Penal Code 647(f) Public Intoxication in California.
Public intoxication in California is an offense under the California Penal Code Sec. 647(f) that states (in paraphrased format):
A person is intoxicated for the purposes of 647(f), if they are under the influence of alcohol or drugs to such an extent that they:
1.are unable to exercise care for your safety or the safety of others, or
2.interfere with, obstruct, or prevent others from using streets, sidewalks, or other “public ways.
The level of intoxication a person has to be at to violate Sec. 647(f) is very intoxicated. This doesn’t mean a person is tipsy, or had a few too many.
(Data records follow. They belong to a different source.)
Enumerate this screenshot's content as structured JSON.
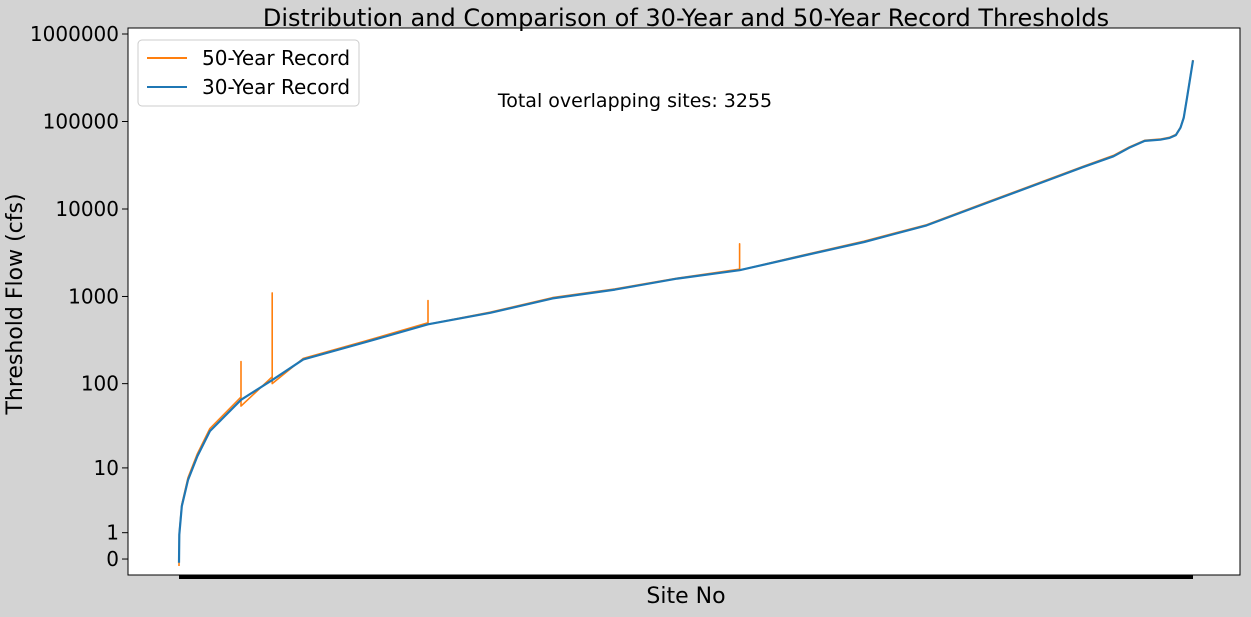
{
  "chart_data": {
    "type": "line",
    "title": "Distribution and Comparison of 30-Year and 50-Year Record Thresholds",
    "xlabel": "Site No",
    "ylabel": "Threshold Flow (cfs)",
    "yscale": "symlog",
    "ylim": [
      -0.3,
      1000000
    ],
    "yticks": [
      0,
      1,
      10,
      100,
      1000,
      10000,
      100000,
      1000000
    ],
    "ytick_labels": [
      "0",
      "1",
      "10",
      "100",
      "1000",
      "10000",
      "100000",
      "1000000"
    ],
    "x_range": [
      1,
      3255
    ],
    "annotation": "Total overlapping sites: 3255",
    "legend_position": "upper-left",
    "grid": false,
    "colors": {
      "50-Year Record": "#ff7f0e",
      "30-Year Record": "#1f77b4",
      "figure_background": "#d3d3d3",
      "axes_background": "#ffffff"
    },
    "series": [
      {
        "name": "30-Year Record",
        "x": [
          1,
          2,
          10,
          30,
          60,
          100,
          200,
          300,
          400,
          600,
          800,
          1000,
          1200,
          1400,
          1600,
          1800,
          2000,
          2200,
          2400,
          2600,
          2800,
          2900,
          3000,
          3050,
          3100,
          3150,
          3180,
          3200,
          3215,
          3225,
          3235,
          3245,
          3255
        ],
        "y": [
          -0.1,
          0.9,
          3,
          7,
          14,
          28,
          65,
          110,
          190,
          300,
          480,
          650,
          950,
          1200,
          1600,
          2000,
          2900,
          4200,
          6500,
          12000,
          22000,
          30000,
          40000,
          50000,
          60000,
          62000,
          65000,
          70000,
          85000,
          110000,
          180000,
          300000,
          500000
        ]
      },
      {
        "name": "50-Year Record",
        "x": [
          1,
          2,
          10,
          30,
          60,
          100,
          200,
          200,
          200,
          300,
          300,
          300,
          400,
          600,
          800,
          800,
          800,
          1000,
          1200,
          1400,
          1600,
          1800,
          1800,
          1800,
          2000,
          2200,
          2400,
          2600,
          2800,
          2900,
          3000,
          3050,
          3100,
          3150,
          3180,
          3200,
          3215,
          3225,
          3235,
          3245,
          3255
        ],
        "y": [
          -0.2,
          1,
          3.2,
          7.5,
          15,
          30,
          70,
          180,
          55,
          120,
          1100,
          100,
          195,
          310,
          500,
          900,
          480,
          660,
          970,
          1220,
          1620,
          2050,
          4000,
          2000,
          2950,
          4300,
          6600,
          12200,
          22500,
          30500,
          41000,
          51000,
          61000,
          63000,
          66000,
          71000,
          86000,
          112000,
          182000,
          305000,
          505000
        ]
      }
    ]
  }
}
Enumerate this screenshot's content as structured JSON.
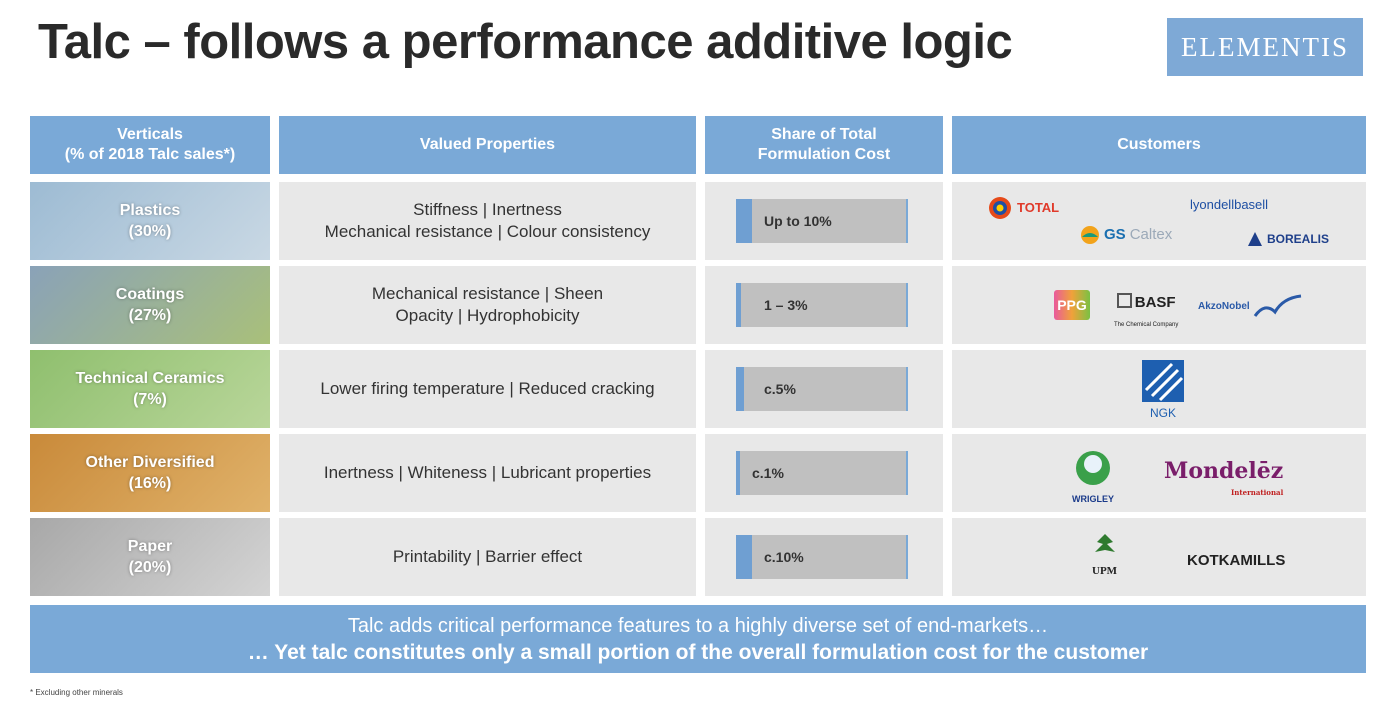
{
  "title": "Talc – follows a performance additive logic",
  "brand": "ELEMENTIS",
  "headers": {
    "verticals": "Verticals\n(% of 2018 Talc sales*)",
    "properties": "Valued Properties",
    "share": "Share of Total\nFormulation Cost",
    "customers": "Customers"
  },
  "rows": [
    {
      "vertical": "Plastics\n(30%)",
      "properties": "Stiffness | Inertness\nMechanical resistance | Colour consistency",
      "share_label": "Up to 10%",
      "share_pct": 10,
      "colors": [
        "#9dbbd3",
        "#c9d8e4"
      ]
    },
    {
      "vertical": "Coatings\n(27%)",
      "properties": "Mechanical resistance | Sheen\nOpacity | Hydrophobicity",
      "share_label": "1 – 3%",
      "share_pct": 3,
      "colors": [
        "#8aa2b8",
        "#a9c07a"
      ]
    },
    {
      "vertical": "Technical Ceramics\n(7%)",
      "properties": "Lower firing temperature | Reduced cracking",
      "share_label": "c.5%",
      "share_pct": 5,
      "colors": [
        "#8fbf6e",
        "#b9d69a"
      ]
    },
    {
      "vertical": "Other Diversified\n(16%)",
      "properties": "Inertness | Whiteness | Lubricant properties",
      "share_label": "c.1%",
      "share_pct": 1,
      "colors": [
        "#c98a3a",
        "#e0b26a"
      ]
    },
    {
      "vertical": "Paper\n(20%)",
      "properties": "Printability | Barrier effect",
      "share_label": "c.10%",
      "share_pct": 10,
      "colors": [
        "#a8a8a8",
        "#d4d4d4"
      ]
    }
  ],
  "customers": {
    "total": "TOTAL",
    "lyondell": "lyondellbasell",
    "gs": "GS",
    "caltex": "Caltex",
    "borealis": "BOREALIS",
    "ppg": "PPG",
    "basf": "BASF",
    "basf_sub": "The Chemical Company",
    "akzo": "AkzoNobel",
    "ngk": "NGK",
    "wrigley": "WRIGLEY",
    "mondelez": "Mondelēz",
    "mondelez_sub": "International",
    "upm": "UPM",
    "kotkamills": "KOTKAMILLS"
  },
  "banner": {
    "line1": "Talc adds critical performance features to a highly diverse set of end-markets…",
    "line2": "… Yet talc constitutes only a small portion of the overall formulation cost for the customer"
  },
  "footnote": "* Excluding other minerals",
  "accent": "#7aa9d7"
}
Rather, someone guilty of public intoxication violating the law is so intoxicated that they are unable to function safely in a public place and place themselves or someone else in jeopardy.
Defenses to Public Intoxication in California charges.
The two most common arguments that prevail in public intoxication cases are
1. The place the person was arrested wasn’t, in fact, a public place.
Someone in their home, or in the “curtilage” of their home (such as an enclosed yard or garden) is not in a public place, as contemplated in the Penal Code. As such, these people are not guilty of public intoxication because they truly aren’t in the public.
2. The level of intoxication of the person doesn’t reach the level of criminal public intoxication.
To prevail in a defense arguing the defendant wasn’t at the level of intoxication to make their actions criminal, they need to consult with an expert attorney and most likely will need to consult with an expert witness familiar with the forensic science involved. The defense is pretty straightforward: the person wasn’t that drunk. The process of proving that is more complex, because of the myriad of technical and legal issues presented in order to assert that defense.